The law requires that HSU and its employees, consultants, and independent contractors maintain the confidentiality, security, and integrity of all personally identifiable information (PII) stored and/or used by anyone associated with the University. How HSU classifies confidential data is described in the Data Classification Standards.
Information is stored in many forms, including paper, digital, video, film, and more, and securing confidential and/or personally identifiable information includes protecting it on-screen, in storage, and on its destruction. If PII is leaked, there are serious consequences for both the individuals concerned and the University. For these reasons, HSU has a comprehensive data protection policy designed to ensure that no confidential information is accessible by anyone not authorized to do so, that PII is stored only when authorized, and that PII is not stored on computers not owned by HSU.

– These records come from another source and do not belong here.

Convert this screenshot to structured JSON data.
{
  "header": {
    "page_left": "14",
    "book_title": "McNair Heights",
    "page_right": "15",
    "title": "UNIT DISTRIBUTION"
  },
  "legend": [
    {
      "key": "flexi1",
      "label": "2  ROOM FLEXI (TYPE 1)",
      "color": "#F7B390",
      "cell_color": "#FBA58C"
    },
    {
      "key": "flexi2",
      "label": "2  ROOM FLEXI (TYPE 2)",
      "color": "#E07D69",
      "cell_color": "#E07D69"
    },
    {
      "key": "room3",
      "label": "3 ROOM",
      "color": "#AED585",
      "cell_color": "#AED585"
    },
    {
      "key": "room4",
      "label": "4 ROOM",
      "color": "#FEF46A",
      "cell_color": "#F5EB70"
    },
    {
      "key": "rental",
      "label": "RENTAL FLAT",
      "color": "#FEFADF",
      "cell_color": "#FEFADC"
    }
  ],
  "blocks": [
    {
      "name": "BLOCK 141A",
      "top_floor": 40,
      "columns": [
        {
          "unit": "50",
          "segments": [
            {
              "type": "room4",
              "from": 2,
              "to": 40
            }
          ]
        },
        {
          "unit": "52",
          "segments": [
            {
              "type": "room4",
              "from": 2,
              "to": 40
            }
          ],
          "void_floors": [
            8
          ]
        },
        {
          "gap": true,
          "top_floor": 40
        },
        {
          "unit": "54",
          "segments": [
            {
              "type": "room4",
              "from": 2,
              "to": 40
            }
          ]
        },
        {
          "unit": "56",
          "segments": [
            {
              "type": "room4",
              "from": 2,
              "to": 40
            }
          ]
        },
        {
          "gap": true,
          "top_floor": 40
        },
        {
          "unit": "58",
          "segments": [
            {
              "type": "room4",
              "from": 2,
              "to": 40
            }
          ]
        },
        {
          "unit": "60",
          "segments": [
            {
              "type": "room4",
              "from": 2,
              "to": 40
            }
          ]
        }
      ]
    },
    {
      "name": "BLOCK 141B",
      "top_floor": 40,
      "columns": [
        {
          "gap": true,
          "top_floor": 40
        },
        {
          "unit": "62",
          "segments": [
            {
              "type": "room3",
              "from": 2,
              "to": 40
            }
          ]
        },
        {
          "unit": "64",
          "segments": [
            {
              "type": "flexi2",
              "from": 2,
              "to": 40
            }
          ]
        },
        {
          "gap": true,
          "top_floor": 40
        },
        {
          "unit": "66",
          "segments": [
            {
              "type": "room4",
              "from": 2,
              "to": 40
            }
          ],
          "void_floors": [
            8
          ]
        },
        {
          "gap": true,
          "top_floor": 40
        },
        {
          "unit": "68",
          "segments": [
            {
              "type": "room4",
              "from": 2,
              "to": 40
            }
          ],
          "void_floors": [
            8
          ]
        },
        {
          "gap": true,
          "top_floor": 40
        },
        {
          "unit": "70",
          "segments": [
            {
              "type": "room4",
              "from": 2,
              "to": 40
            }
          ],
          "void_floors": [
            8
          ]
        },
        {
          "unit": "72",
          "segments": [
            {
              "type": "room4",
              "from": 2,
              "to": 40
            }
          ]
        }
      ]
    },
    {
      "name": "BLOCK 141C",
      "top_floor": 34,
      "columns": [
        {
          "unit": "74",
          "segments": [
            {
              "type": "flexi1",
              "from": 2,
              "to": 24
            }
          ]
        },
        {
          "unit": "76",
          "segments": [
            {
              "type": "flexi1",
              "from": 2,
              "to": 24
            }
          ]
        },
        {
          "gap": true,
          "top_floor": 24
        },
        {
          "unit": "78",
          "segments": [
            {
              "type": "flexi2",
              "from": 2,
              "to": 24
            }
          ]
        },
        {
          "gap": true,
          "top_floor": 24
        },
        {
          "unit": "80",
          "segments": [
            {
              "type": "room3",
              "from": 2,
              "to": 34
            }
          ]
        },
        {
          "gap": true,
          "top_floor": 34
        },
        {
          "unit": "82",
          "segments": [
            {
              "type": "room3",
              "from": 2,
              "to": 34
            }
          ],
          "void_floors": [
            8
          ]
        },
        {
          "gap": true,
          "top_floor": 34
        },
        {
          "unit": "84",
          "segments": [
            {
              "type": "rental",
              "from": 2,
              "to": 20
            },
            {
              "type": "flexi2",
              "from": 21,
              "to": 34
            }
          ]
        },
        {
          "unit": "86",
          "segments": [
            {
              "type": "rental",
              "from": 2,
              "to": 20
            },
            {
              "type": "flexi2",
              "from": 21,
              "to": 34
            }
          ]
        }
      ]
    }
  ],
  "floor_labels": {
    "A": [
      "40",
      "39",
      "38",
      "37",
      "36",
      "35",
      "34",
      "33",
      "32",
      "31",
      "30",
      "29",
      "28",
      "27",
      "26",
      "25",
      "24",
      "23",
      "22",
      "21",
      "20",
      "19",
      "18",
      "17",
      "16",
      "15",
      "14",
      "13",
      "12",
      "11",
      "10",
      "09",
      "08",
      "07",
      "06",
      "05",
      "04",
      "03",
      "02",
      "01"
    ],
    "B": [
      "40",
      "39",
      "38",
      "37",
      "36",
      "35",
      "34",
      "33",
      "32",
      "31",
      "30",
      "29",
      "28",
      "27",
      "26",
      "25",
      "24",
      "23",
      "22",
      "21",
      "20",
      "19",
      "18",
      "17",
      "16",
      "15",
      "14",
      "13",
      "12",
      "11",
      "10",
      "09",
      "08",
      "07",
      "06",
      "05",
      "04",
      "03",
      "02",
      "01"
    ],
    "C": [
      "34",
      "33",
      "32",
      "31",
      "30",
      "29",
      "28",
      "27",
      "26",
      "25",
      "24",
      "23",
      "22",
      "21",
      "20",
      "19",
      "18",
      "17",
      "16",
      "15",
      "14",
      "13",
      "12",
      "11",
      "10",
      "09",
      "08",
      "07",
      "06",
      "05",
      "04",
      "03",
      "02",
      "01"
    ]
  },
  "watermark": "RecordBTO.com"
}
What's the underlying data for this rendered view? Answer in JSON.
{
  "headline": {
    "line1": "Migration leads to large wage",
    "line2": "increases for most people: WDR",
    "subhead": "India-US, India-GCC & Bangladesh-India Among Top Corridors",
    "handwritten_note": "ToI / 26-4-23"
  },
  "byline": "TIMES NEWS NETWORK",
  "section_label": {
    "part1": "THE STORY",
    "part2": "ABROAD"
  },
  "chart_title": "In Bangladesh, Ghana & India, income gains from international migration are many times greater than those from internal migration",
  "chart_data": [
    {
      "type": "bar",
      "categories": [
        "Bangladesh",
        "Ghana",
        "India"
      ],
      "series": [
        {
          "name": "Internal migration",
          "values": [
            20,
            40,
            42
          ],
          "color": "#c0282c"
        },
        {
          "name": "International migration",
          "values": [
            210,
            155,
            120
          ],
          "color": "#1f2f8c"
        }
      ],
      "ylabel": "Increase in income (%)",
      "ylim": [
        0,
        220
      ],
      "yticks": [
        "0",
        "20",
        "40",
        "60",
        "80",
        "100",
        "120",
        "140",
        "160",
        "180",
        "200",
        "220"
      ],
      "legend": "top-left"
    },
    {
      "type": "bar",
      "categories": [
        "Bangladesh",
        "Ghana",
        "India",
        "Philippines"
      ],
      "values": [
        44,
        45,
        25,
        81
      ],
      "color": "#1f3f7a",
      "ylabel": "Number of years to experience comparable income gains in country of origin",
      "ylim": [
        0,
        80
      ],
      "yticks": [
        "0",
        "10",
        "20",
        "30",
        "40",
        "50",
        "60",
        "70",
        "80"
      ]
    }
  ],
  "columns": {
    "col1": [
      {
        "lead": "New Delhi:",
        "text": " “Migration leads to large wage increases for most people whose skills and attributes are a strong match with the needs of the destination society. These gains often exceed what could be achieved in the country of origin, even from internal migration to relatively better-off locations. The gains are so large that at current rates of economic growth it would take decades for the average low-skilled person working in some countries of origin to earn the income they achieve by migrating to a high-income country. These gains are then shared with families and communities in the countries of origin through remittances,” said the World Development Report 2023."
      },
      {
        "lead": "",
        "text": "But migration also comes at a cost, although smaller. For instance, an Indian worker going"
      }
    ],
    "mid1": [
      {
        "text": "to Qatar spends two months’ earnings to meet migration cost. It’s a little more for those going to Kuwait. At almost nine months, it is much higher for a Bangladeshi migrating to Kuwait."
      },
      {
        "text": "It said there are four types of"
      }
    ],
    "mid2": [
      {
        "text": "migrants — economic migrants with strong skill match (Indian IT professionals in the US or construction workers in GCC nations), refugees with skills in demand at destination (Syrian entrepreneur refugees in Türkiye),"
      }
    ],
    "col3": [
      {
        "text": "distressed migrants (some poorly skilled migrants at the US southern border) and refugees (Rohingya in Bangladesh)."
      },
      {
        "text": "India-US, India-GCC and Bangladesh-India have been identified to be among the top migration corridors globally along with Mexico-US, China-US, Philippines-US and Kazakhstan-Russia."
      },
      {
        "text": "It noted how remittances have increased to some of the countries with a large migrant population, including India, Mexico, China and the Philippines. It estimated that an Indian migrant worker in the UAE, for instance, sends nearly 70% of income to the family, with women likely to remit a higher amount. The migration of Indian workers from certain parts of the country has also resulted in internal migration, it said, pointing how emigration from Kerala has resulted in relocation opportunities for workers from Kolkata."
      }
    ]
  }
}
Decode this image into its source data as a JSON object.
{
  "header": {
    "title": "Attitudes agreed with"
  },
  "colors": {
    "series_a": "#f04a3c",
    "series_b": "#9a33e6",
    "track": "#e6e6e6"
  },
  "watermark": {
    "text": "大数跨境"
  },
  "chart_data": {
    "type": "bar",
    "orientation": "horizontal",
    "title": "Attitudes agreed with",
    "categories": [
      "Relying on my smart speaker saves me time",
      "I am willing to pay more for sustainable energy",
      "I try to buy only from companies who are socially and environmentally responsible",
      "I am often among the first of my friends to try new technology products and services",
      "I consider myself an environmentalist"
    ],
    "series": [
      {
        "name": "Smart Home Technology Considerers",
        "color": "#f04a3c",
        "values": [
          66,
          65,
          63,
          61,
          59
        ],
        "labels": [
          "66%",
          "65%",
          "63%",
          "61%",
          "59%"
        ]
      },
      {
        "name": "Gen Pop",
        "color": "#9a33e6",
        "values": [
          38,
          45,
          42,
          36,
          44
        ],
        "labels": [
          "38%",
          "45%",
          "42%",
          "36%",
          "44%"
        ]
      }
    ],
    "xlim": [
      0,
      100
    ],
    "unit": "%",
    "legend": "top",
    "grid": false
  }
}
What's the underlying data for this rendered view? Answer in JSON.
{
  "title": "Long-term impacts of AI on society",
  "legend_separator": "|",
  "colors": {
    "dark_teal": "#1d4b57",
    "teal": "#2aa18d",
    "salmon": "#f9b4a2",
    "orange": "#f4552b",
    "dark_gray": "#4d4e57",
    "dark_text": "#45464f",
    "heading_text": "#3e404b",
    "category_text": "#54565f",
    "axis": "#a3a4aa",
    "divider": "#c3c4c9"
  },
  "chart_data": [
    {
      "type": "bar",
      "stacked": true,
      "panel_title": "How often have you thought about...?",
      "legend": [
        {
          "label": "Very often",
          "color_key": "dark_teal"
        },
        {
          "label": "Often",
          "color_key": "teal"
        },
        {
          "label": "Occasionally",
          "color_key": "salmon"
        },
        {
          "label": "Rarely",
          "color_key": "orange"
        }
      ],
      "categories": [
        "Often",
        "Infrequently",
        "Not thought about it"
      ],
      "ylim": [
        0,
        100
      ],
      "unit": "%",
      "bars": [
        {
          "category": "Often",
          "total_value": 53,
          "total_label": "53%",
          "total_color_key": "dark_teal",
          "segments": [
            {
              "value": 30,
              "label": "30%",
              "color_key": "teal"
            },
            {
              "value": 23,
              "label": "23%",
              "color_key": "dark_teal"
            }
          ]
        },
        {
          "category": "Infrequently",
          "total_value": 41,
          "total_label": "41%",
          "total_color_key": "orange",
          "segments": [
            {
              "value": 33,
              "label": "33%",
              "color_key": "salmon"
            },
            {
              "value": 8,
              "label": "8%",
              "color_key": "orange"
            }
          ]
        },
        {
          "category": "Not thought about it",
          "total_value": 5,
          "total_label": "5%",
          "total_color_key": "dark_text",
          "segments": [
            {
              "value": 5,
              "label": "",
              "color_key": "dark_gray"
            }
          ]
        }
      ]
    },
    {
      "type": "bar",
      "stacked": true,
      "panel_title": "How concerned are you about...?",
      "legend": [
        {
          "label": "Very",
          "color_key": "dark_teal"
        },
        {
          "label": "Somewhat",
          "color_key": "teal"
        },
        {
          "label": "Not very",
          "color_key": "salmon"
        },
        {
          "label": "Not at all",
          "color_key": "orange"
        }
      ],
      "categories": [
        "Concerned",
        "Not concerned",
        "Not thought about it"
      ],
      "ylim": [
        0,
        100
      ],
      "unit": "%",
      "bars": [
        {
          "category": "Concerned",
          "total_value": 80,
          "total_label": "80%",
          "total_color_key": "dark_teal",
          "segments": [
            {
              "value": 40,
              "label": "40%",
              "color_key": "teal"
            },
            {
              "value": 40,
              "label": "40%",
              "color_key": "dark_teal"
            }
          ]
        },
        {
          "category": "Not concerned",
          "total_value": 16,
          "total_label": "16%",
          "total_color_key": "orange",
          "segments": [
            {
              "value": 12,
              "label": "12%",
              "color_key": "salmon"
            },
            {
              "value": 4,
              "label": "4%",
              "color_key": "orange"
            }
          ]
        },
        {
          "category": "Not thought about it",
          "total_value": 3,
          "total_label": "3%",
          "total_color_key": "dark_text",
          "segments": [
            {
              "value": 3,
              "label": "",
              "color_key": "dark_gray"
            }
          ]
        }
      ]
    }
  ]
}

The first level of protection for all data, not just confidential data, is the use of the HSU User Name and Password. This is part of HSU's authentication and authorization infrastructure, and you are responsible for keeping it secure. Please acquaint yourself of the CSU Responsible Use Policy, which explains your responsibilities, freedoms, roles, and campus usage.
HSU provides two additional layers of protection: software that identifies which information needs to be protected, and software that actually secures that information. HSU uses software that runs under Windows (Vista and later), Mac (OS X 10.4 and later) and Linux (Ubuntu, Fedora, and Red Hat) to achieve these goals.
Check out the Data Classification Standards to learn how different types of information are categorized for the purposes of information security.
Learn more about how computer systems and other devices that have been used to store confidential data can be safely transferred, recycled, or destroyed to ensure that information can never be retrieved by anyone.
Please consult ITS before you begin to check your system for Level I data; they will be able to help you with the tools you need to complete the survey and provide the results to the information security office.
Once PII has been identified, appropriate steps can be taken to protect it. This will usually involve encryption, and should only be undertaken by experienced technical personnel; if encryption goes wrong, the data will likely be lost forever.
All activities related to the protection of sensitive and/or confidential data must be undertaken with the assistance of qualified IT personnel.
If you discover PII on your computer that you need to continue to store, print and complete the PII Storage Authorization Form and return it to your supervisor or to ITS directly. This information will need to be encrypted, so please work with ITS to ensure this is done as soon as possible.
When protected data on your system is no longer required, or when your hard drive or entire system is replaced, the data must be overwritten multiple times to ensure that it cannot be recovered. IT staff have access to a number of sophisticated tools to accomplish this task.
The management of PII on campus is covered by the HSU Executive Memo regarding Protected Information and by the CSU Responsible Use Policy. A number of other CSU policies as well as state and federal laws also address various issues around the use and misuse of confidential information.